Here are some examples:

1) In one case, last month I conducted a deposition of the OIG and asked what evidence the agency had to support its fraud claim against a dentist. The OIG witness said that it had no evidence itself, because it relied solely on the opinion of its dental expert in the case. So a week or two later I deposed the OIG’s dental expert, who testified that he had not been asked to determine if there was fraud, he had no opinion regarding whether the dentist had committed fraud, and the expert would not make any determination about whether the dentist’s actions were fraudulent. Meanwhile, the provider has been on 100% payment hold since September 2012, has closed its three locations, and filed for bankruptcy last month.

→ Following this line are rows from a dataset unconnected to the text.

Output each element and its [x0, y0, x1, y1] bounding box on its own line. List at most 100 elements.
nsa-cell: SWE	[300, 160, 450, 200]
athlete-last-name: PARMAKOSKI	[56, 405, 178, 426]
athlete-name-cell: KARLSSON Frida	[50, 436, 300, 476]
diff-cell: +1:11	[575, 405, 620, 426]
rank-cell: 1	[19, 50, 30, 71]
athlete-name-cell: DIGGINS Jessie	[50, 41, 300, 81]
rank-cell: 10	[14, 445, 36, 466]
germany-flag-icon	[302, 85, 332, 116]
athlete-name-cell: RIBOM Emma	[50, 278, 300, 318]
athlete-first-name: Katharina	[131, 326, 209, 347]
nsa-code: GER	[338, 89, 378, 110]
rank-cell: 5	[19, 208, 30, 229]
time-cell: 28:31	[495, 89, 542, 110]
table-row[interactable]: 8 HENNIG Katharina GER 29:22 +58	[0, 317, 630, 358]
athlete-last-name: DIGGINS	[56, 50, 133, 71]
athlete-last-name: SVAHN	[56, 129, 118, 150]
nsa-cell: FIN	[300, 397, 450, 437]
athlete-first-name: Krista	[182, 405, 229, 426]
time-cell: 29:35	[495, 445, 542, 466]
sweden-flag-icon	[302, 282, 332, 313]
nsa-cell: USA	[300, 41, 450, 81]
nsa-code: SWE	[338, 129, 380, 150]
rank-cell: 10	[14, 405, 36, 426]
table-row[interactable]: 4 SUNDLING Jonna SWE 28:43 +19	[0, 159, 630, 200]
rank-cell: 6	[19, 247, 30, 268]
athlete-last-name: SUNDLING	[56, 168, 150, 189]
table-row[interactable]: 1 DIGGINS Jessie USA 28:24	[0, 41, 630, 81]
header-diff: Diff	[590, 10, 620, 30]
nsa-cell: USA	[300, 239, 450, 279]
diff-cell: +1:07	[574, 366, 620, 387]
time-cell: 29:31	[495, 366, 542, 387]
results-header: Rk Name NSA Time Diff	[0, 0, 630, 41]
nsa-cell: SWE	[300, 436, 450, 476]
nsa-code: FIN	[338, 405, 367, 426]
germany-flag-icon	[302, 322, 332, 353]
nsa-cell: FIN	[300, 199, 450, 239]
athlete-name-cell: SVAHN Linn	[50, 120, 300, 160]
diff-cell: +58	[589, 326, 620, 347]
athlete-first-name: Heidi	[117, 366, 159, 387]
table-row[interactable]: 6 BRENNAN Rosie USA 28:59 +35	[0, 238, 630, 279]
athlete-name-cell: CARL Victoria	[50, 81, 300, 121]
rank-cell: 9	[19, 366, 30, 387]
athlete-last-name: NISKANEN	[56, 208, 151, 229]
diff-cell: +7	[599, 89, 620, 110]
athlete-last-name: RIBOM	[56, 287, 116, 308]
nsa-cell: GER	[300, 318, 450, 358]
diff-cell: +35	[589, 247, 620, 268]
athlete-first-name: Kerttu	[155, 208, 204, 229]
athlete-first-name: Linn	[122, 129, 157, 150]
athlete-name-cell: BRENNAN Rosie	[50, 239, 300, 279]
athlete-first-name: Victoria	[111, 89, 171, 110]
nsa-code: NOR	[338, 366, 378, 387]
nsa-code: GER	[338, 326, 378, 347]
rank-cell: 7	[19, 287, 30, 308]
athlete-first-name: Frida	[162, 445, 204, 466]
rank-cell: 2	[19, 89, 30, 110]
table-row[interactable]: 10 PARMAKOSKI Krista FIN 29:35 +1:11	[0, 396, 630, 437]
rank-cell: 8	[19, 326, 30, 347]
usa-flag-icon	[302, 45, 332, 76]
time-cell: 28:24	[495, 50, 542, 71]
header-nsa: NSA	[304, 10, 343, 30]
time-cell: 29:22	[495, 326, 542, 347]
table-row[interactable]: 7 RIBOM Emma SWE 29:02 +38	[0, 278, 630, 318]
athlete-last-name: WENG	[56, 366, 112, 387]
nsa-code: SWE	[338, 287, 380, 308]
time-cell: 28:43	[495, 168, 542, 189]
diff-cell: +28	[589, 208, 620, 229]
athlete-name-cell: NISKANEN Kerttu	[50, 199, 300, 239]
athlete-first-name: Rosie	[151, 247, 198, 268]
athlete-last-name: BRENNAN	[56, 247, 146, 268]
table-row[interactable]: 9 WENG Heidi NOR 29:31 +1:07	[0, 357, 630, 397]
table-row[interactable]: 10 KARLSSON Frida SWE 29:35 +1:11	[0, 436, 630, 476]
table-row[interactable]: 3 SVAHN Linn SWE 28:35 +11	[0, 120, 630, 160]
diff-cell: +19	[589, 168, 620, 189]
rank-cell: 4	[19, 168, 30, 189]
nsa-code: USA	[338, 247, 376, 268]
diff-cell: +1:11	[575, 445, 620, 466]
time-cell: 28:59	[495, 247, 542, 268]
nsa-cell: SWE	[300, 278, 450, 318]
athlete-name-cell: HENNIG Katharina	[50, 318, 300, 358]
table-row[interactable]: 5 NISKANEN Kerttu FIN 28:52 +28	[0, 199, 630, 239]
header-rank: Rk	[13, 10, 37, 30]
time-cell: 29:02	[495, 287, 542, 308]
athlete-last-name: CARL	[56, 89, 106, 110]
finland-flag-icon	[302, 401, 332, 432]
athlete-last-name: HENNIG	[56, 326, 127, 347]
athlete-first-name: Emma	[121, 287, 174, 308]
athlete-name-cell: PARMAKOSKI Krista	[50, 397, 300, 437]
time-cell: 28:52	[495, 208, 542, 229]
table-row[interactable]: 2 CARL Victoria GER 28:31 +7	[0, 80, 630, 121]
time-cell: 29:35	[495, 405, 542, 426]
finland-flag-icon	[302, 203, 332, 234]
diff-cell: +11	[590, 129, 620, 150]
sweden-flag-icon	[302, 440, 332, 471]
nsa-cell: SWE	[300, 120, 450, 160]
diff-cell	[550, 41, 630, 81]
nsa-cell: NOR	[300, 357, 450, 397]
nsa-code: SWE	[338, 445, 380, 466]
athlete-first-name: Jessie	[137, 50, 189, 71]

2) In another case, the OIG conducted an audit of a dentist’s billing and records for the 2007-2012 time frame. The OIG ultimately put the dentist on a 100% payment hold, claiming that the result of its audit revealed a credible allegation of fraud. It nearly put the provider into bankruptcy. Nine months later, the OIG agreed that the provider had not actually committed fraud and settled the case. The provider finally got off of the payment hold by agreeing to release the State from any liability and pay the State 30% of what it had already withheld from the provider as part of the payment hold. The settlement agreement found no fraud and no violation by the provider.

3) That is not uncommon. It is very strange that the OIG levies a payment hold by alleging fraud, but continues to encourage those same businesses to stay in the Medicaid system. In fact, with the exception of one provider I know of, every payment hold that has settled has permitted the provider (originally charged with fraud) to stay in the system, continue to provide services, and continue to get paid by Medicaid. The OIG is quick to report to you how much fraud they have identified, and how many providers the OIG has placed on payment hold under a credible allegation of fraud; but I think you would shocked to learn how few fraud convictions or findings have ever been secured. The fact is, when a law enforcement agency like the OIG alleges that a Medicaid provider is a “fraudster,” then uses a payment hold as leverage to extract money and allows the alleged “fraudster” stay in the Medicaid system, the OIG’s actions begin to look less like law enforcement, and more like a shakedown. If the OIG puts someone on a payment hold for alleged fraud, the overwhelming majority of those providers should end up either convicted of fraud or out of the Medicaid system.

Speaker Straus recently called for a “conversation about the use of taxpayer dollars and the priorities we set as a state.” Thank you, Mr. Chairman and members, for allowing me to be part of that conversation, and point out some work that needs to be done in the OIG. I support the OIG’s efforts to root out and stop fraud. I wish they would actually do it, and stop abusing the system by crying “fraud” when all they really seem to want is money.